Hubs: Nothing that necessarily affects me. I don’t think I would’ve been able to do the whole Konmari folding method that you use in your drawers. I just throw my shirts onto the top, and that’s fine for me.
What would you say to someone who wants to get organized, but his/her spouse isn’t onboard?
Hubs: This might sound naïve, but I would think that if there was an open conversation about your desire to do something beneficial for the family, such as an organizing project, your spouse would be supportive. Organization should be a family goal and decision.
I would suggest explaining why this is important to you, such as, “I want to establish a system that’s going to smooth out the daily operation of the household. Here’s what I would like to do, and this is what I need from you. Can we find some middle ground to accomplish this?” I don’t know anyone who would give a flat-out denial to a request like that.
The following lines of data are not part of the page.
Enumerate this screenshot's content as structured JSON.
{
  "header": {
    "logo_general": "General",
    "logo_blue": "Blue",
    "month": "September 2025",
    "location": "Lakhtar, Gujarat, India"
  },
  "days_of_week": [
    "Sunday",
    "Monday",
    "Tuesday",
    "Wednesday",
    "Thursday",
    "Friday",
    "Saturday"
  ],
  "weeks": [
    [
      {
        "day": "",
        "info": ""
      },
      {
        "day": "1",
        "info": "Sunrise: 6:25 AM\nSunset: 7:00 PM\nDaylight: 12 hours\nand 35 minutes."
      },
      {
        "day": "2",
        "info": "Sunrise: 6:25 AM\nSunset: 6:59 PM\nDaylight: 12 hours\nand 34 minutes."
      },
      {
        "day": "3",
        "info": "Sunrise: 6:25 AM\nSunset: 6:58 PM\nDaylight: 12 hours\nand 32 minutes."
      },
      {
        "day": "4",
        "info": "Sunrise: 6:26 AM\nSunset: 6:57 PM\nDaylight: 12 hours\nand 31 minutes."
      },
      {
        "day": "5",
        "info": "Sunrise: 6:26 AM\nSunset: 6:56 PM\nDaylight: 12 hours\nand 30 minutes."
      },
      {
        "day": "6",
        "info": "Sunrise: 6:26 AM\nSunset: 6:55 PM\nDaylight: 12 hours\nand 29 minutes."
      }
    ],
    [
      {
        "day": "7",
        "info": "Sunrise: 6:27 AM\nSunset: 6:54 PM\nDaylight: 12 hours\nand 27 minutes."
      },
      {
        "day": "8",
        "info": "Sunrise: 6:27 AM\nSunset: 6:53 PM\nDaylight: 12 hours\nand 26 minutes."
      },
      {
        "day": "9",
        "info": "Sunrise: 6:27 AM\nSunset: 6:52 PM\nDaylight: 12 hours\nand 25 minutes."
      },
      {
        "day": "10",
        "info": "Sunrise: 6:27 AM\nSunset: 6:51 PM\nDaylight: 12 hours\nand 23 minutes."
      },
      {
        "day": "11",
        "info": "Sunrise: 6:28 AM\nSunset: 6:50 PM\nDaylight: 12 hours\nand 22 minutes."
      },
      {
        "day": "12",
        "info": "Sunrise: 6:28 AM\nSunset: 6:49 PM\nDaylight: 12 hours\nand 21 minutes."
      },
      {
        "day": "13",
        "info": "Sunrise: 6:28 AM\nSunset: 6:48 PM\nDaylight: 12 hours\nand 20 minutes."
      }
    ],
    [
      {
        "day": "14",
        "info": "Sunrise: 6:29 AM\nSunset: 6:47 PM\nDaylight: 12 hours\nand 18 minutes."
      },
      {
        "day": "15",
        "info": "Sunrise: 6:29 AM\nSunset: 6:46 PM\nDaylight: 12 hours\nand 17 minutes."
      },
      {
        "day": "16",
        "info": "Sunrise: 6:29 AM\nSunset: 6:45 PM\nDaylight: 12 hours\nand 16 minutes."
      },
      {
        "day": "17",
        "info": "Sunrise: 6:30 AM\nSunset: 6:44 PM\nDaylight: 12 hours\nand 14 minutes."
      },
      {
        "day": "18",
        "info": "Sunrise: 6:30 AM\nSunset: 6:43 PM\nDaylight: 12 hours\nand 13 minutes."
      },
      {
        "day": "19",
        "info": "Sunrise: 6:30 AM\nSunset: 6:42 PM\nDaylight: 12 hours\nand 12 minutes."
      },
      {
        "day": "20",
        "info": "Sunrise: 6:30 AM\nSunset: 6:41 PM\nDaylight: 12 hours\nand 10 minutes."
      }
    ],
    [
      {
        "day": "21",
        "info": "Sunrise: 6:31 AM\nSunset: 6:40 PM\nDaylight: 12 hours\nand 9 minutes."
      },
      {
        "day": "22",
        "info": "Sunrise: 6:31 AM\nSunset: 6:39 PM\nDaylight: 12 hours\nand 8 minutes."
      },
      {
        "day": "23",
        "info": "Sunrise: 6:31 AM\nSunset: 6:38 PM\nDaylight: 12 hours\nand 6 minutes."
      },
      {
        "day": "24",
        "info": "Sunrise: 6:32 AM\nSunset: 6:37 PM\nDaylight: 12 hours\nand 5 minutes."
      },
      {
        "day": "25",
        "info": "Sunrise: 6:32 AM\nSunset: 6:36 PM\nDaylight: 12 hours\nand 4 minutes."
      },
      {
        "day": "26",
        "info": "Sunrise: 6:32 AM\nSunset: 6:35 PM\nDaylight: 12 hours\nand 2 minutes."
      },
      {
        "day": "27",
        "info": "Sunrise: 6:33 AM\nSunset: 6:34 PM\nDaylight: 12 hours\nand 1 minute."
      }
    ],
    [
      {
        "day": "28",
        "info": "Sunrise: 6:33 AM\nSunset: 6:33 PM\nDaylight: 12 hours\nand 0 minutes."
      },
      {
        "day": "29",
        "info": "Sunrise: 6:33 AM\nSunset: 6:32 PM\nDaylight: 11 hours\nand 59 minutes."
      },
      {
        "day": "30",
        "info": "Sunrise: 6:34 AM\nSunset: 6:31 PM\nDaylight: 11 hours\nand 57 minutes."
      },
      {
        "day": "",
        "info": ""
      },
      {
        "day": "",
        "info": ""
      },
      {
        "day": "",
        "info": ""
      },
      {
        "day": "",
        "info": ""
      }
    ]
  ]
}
Sure, there may be a learning curve; it could take some time to work out all the kinks. But if you’re clear upfront that this needs to be a team effort, your spouse might be more willing to step up and help.
What would you say to someone whose spouse has good intentions, but is naturally messy?
Hubs: I think that’s part of marriage. Everyone is going to have differences. There’s no secret formula. It takes open communication, patience, and understanding on both sides. Genuine effort is the important thing.
This last question is geared toward husbands specifically. What is some advice you could offer other husbands about supporting their wive’s organizing efforts?
Hubs: I would point them to 1 Peter 3:7 where it instructs husbands to live with your wives in an understanding way.
If you’re going to live with your wife in an understanding way, you should be mindful of her wants and needs.
In the case of organizing, try to understand her underlying motives. If you know her organizing comes from a place of love, a desire to do something good for the family, you’ll find it easier to support her efforts.
So there you have it. Straight from the mouth of my hubs. He’s pretty amazing.
Anyway, I’ll end with a few ideas on how to get the kids to contribute and cooperate with your organizing efforts:
–Set clear expectations. Lay it out in the simplest terms possible. Want them to hang up their coats when they get home? Don’t just say, “Put away your coats.” Knowing my kids, that could easily be translated into “Sling your coats onto the closet floor.” Be specific: “Hang your coats on the hangers in the hall closet.” Leave no room for confusion. For younger kids, you might even post a checklist as a reminder.
–Involve your kids in the process. My children are fascinated by my label maker. If they get to wield it, they will organize all day. Figure out some way to make it fun for your kids. I know it often creates more work to have them “help,” but when they participate in the actual organizing process, they will take more ownership in maintaining the order.
–Create consequences and rewards. In our house, everyone is part of the team. We all must work together. If someone isn’t pulling their weight, then there are consequences: You don’t pick up your toys? You run the risk of losing them to the big, black garbage bag. You don’t put up Mommy’s craft supplies when you’re done? You forfeit the privilege to use them.
And be prepared to follow through. Most kids can sniff out an empty threat like bloodhounds on a scent trail.
On the other side of the token, be sure to acknowledge a job well done. A little praise goes a long way. If you want to take it a step further, offer some sort of reward. Just keep it simple, such as extra reading time before bed. After all, in the real world, no one’s going to sound the trumpets when your child picks up after himself.
To summarize, your organization won’t succeed if it isn’t a team effort. You can color code, label, sort, categorize, declutter, and Konmari your little heart out. But if no one else is on board, it will be nearly impossible to maintain.
So, call a family meeting and work out an attack plan that includes everyone.
Rally the troops.
Grab the garbage bags.
It’s time to declare war on the clutter.